A WSU research team has successfully used a mild electric current to take on and beat drug-resistant bacterial infections, a technology that may eventually be used to treat chronic wound infections.
The researchers report on their work in the online edition of npj Biofilms and Microbiomes.
Led by Haluk Beyenal, Paul Hohenschuh Distinguished Professor in the Gene and Linda Voiland School of Chemical Engineering and Bioengineering, the research team used an antibiotic in combination with the electric current to kill all of the highly persistent Pseudomonas aeruginosa PAO1 bacteria in their samples. The bacteria is responsible for chronic and serious infections in people with lung diseases, such as cystic fibrosis, and in chronic wounds. It also often causes pneumonia for people who are on ventilators and infections in burn victims.
“I didn’t believe it. Killing most of the persister cells was unexpected,” said Beyenal, when he first saw the results. “Then we replicated it many, many times.”
Bacterial resistance is a growing problem around the world. While antibiotics were a miracle drug of the 20th century, their widespread use has led to drug-resistant strains. In the U.S. at least two million infections and 23,000 deaths are now attributable to antibiotic-resistant bacteria each year, according to the Centers for Disease Control.
When doctors use antibiotics to treat a bacterial infection, many of the bacteria die. Bacteria that form a slime layer (called a biofilm), however, are more difficult to kill because antibiotics only partially penetrate this protective layer. Subpopulations of “persister” cells survive treatment and are able to grow and multiply, resulting in chronic infections.

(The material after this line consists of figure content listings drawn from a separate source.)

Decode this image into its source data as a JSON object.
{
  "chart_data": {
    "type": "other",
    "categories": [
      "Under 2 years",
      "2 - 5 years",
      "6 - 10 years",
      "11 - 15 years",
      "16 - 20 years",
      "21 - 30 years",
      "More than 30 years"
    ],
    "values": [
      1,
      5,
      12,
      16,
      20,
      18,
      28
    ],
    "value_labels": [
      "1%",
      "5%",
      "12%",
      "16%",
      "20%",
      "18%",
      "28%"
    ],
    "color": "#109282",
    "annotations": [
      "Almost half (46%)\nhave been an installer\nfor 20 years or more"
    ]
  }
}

In the new study, the researchers used an “e-scaffold,” a sort of electronic band-aid made out of conductive carbon fabric, along with an antibiotic to specifically tackle these persister cells. The e-scaffold creates an electrical current that produces a low and constant concentration of hydrogen peroxide, an effective disinfectant, at the e-scaffold surface. The hydrogen peroxide disrupts the biofilm matrix, damages the bacterial cell walls and DNA, allowing better antibiotic penetration and efficacy against the bacteria.
“It turns out the hydrogen peroxide is really hard on biofilms,” said Doug Call, a professor in the Paul Allen School of Global Animal Health and co-author on the paper.

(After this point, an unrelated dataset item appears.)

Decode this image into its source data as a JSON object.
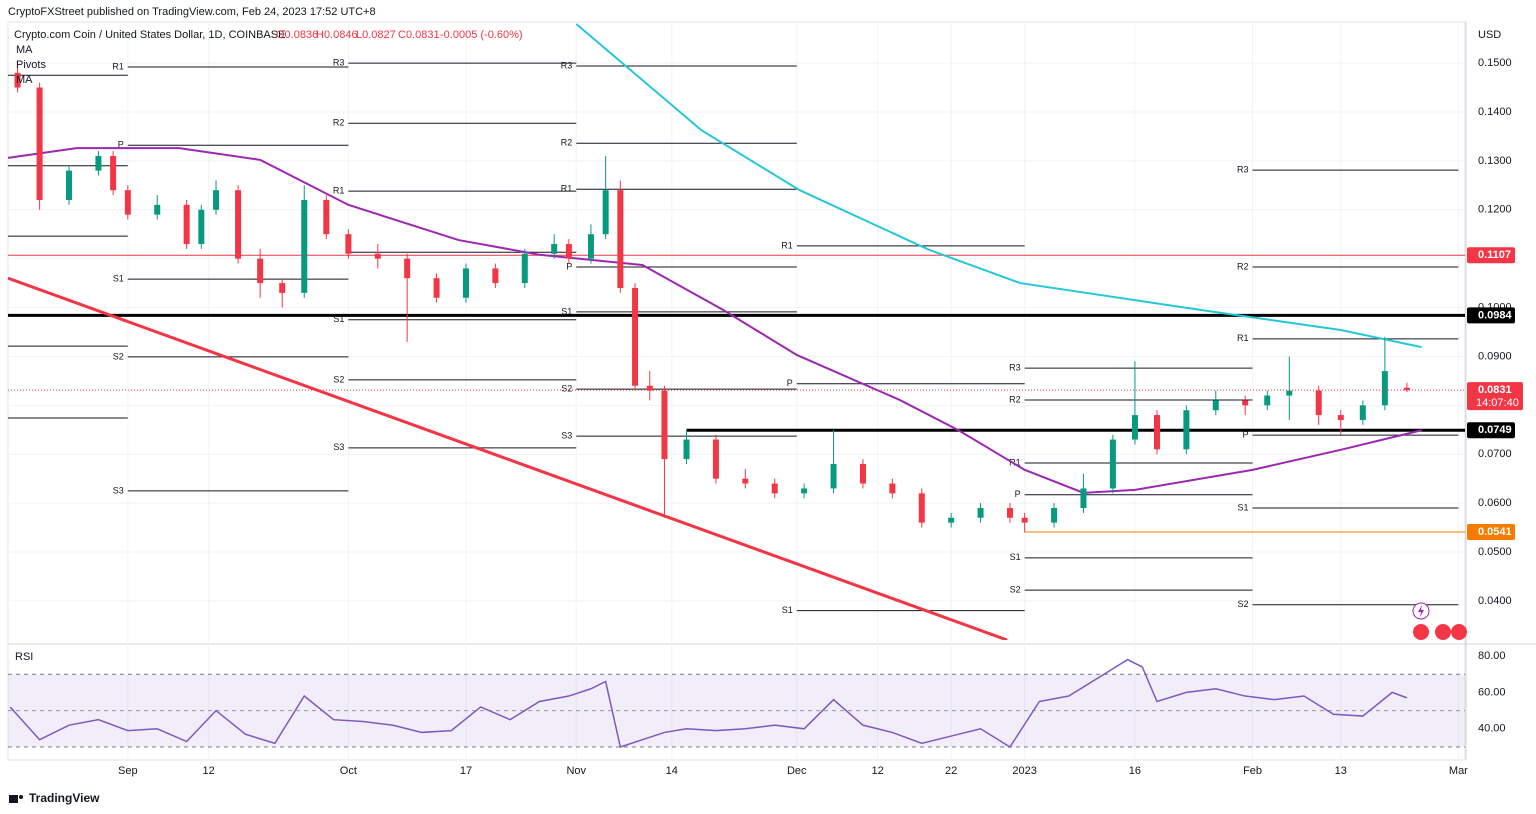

Researchers have tried electrical stimulation as a method to kill bacteria for more than a century but with only mixed results. Beyenal’s team determined the conditions necessary for the electrochemical reaction to produce hydrogen peroxide. The current has to be carefully controlled, however, to assure the correct reaction at an exact rate. Their method also does not damage surrounding tissue, and the bacteria are unable to develop resistance to such an electrochemical treatment.
“We pushed past the observation and got to the mechanism,” said Call. “If you can explain why it works, then you can move forward, describe the limitations, and hopefully augment the effect.”
The researchers have filed a patent application and are working to commercialize the process. Already several companies have contacted WSU to discuss commercialization. They also hope to begin conducting clinical tests.
Similar to the way that penicillin was discovered by accident, the research to develop the e-scaffold actually came out of Beyenal’s group’s failed attempt to improve fuel cells, he said. When the researchers figured out they could only produce a small amount of electric current for their fuel cell cathode, they decided to see if they could use the process for a different purpose.
“As engineers, we are always trying to find solutions to a problem, so we decided to use bad cathodes to control biofilm growth, and it worked. Our inspiration came from the fundamental work to understand its mechanism” he said.
Article: Eradication of Pseudomonas aeruginosa biofilms and persister cells using an electrochemical scaffold and enhanced antibiotic susceptibility, Sujala T Sultana, Douglas R Call & Haluk Beyenal, npj Biofilms and Microbiomes, doi:10.1038/s41522-016-0003-0, published online 23 November 2016.